CALL gds.graph.project(
'a_b_graph',
{

LabelA: {
label: 'LabelA'
},
LabelB: {
label: 'LabelB'
}
}, {
rel1_labelA-labelB: {
type: 'rel1 label A - label B association',
orientation: 'UNDIRECTED'
},
rel2_labelA_labelB: {
type: 'rel2 label A - label B association',
orientation: 'UNDIRECTED'
}
})

 

CALL gds.beta.pipeline.linkPrediction.addLogisticRegression('lp-pipeline')
YIELD parameterSpace

 

CALL gds.beta.pipeline.linkPrediction.train('gene_disease',
{pipeline: 'lp-pipeline2',
modelName: 'lp-model2',
nodeLabels: ['LabelA', 'LabelB'],
relationshipTypes: ['rel1_labelA-labelB','rel2_labelA-labelB'],
randomSeed: 42})
YIELD modelInfo
RETURN modelInfo.bestParameters AS winningModel, modelInfo.metrics.AUCPR.outerTrain AS trainGraphScore, modelInfo.metrics.AUCPR.test AS testGraphScore;

 

#stream predictions

CALL gds.beta.pipeline.linkPrediction.predict.stream('gene_disease', {
modelName: 'lp-model2',
topN: 10,
threshold: 0.45,
nodeLabels: ['LabelA', 'LabelB'],
relationshipTypes: ['rel1_labelA-labelB', 'rel2_labelA-labelB']
})
YIELD node1, node2, probability
RETURN gds.util.asNode(node1).name AS Label_A, gds.util.asNode(node2).name AS Label_B, probability
ORDER BY probability DESC, Label_A

 

CALL gds.beta.pipeline.linkPrediction.predict.mutate('a_b_graph', {
modelName: 'lp-model',
relationshipTypes: ['rel1_labelA-labelB', 'rel2_labelA-labelB'],
mutateRelationshipType: 'LINKS_APPROX_PREDICTED',
sampleRate: 0.5,
topK: 1,
randomJoins: 2,
maxIterations: 3,
concurrency: 1,
randomSeed: 42
})
YIELD relationshipsWritten, samplingStats

dg_22
Node Link

.

Hello @dg_22 ,
at the moment you cannot prevent the model from predicting A--A links.
So as you already pointed out, you can filter the current predictions for A--B links for now.

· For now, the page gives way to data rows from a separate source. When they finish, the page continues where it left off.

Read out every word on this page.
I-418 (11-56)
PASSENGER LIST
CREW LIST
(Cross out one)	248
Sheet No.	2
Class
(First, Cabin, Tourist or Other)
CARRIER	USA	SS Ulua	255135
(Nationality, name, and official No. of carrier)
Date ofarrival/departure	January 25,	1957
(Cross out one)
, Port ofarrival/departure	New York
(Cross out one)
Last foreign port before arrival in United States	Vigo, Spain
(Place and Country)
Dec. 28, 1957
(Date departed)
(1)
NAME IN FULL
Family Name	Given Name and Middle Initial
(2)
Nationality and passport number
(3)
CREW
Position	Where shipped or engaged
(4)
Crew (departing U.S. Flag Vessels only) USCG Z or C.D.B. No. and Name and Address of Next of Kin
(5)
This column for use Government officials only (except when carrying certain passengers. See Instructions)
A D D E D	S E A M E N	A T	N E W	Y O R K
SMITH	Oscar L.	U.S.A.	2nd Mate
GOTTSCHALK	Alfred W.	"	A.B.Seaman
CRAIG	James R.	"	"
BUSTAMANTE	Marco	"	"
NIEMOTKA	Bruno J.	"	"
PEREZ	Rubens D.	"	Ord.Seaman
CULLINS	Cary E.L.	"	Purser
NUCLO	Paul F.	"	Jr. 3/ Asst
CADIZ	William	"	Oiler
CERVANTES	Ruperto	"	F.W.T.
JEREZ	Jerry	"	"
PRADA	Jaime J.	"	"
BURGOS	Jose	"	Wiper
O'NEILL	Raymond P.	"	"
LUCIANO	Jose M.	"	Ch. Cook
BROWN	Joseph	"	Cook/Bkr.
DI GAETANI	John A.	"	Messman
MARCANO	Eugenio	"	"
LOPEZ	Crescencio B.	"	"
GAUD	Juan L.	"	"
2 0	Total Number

But, we are working on a feature that will allow you to specify between which kind of relationship type and which source/target label you want to train your model for.
Also there will be a `SAME_CATEGORY`  link feature combiner to help with using categorical features.

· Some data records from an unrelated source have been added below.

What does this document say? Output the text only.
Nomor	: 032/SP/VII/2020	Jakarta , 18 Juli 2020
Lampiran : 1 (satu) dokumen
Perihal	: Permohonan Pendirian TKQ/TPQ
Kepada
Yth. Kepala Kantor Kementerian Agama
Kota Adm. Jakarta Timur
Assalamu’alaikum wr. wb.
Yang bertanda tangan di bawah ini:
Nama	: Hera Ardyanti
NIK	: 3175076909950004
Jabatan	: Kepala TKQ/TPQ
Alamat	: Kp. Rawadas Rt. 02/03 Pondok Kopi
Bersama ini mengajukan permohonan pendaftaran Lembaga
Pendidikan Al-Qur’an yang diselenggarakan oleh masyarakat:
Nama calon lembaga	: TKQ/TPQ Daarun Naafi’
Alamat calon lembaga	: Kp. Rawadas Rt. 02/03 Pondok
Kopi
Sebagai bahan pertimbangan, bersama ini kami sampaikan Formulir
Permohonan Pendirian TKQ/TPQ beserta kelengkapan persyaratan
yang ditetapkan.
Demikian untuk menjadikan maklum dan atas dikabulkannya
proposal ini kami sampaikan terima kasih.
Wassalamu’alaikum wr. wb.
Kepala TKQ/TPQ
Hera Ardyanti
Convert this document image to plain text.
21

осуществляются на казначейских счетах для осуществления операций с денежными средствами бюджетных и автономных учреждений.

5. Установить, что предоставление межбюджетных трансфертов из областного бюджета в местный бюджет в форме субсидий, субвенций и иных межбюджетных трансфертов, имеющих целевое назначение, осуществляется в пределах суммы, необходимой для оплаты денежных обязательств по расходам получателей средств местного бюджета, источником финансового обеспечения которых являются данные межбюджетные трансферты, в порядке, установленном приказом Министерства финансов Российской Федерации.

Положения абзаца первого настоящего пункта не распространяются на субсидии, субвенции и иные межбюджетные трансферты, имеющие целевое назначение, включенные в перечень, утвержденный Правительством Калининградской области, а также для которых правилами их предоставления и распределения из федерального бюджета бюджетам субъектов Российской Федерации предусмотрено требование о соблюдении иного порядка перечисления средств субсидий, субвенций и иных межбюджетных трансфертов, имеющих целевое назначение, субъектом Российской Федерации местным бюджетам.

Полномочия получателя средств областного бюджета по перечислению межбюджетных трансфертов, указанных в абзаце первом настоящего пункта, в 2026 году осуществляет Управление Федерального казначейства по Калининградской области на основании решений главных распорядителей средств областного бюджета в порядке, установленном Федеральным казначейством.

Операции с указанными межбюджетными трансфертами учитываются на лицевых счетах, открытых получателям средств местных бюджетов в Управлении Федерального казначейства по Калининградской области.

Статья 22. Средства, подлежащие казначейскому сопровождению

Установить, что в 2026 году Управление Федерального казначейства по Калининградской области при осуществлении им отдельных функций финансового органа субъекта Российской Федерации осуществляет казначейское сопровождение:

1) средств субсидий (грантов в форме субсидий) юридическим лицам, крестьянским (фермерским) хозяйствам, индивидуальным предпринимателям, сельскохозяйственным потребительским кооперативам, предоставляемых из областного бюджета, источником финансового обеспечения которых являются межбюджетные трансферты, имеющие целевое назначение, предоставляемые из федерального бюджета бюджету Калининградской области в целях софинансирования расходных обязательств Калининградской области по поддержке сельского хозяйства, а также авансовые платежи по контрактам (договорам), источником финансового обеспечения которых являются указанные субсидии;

So stay tuned for the next GDS version 🙂

Hi, thanks for letting me know. So just to confirm the training metrics I receive are based on predicting all types of relationships between the 2 labels I have provided right? So in my case since all the provided links are between A-B those will be the positive samples and as far as negative samples it could be A-B, B-B, A-A as long as link doesn't already exist. So if we cannot specify the links we are interested in what is the purpose of the relationshipTypes parameter in the both the train and predict step in the pipeline?

Nevermind, based on my understanding I believe those are just used to filter the positive examples for both training/predicting. Thanks again for the information and I look forward to new features!